人と付喪神の違い等忘れ、いつも通りに驚きという名の悪戯を仕掛ける。
三日月「ほう、落とし穴か。して、此度は誰に仕掛けるのだ?」
鶴丸「誰って…主に決まってるじゃないか」
鶴丸が不思議そうに言葉を返すと、三日月は眉を下げて苦笑いを零す。
広間の扉を開けたと同時に水が落ちてくるという、瓶を使った悪戯を仕掛ける。
燭台切「おや、鶴さん。
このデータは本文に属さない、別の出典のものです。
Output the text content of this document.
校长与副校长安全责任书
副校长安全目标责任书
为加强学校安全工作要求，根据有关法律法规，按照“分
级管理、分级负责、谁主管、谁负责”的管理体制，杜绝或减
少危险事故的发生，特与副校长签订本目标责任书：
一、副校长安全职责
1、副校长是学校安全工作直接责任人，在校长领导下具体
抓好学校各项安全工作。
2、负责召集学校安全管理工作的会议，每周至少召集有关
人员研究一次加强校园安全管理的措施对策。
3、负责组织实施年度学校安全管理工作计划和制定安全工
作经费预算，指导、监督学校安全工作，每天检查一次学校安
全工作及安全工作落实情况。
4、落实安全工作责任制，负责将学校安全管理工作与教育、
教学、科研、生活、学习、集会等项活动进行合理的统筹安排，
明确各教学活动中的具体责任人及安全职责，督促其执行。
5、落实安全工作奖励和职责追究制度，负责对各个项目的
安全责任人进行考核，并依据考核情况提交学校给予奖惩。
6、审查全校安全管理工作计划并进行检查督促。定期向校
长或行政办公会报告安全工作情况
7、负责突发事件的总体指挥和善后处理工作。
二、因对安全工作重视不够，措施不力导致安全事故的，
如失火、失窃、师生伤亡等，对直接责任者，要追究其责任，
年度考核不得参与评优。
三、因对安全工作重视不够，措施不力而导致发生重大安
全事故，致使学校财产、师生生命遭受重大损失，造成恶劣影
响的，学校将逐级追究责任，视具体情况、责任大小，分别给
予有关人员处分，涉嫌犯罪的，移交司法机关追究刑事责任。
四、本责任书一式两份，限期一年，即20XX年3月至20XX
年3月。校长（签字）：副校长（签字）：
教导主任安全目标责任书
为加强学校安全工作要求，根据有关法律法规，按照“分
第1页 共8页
こんな所で何して…!?」
しかし、引っ掛かるのはいつも…彼女では無かった。
夜になると決まって審神者部屋に赴き、彼女にひたすらに話し掛ける。
鶴丸「主聞いてくれ、今日は君に驚きを仕掛けたんだ。落とし穴に水瓶の仕掛け…まあ、落とし穴は長谷部、水瓶の仕掛けは光坊が掛かってしまったんだがな」
返事は返って来ない。
鶴丸は、まるで彼女と話しているかの様に終始笑顔で語り掛ける。
鶴丸「明日の夕餉の献立聞いたか?オムライスだそうだ、君も明日こそは一緒に食べるだろ?」
語り掛けては返って来ない彼女の返答を待ち、暫くの沈黙が流れる。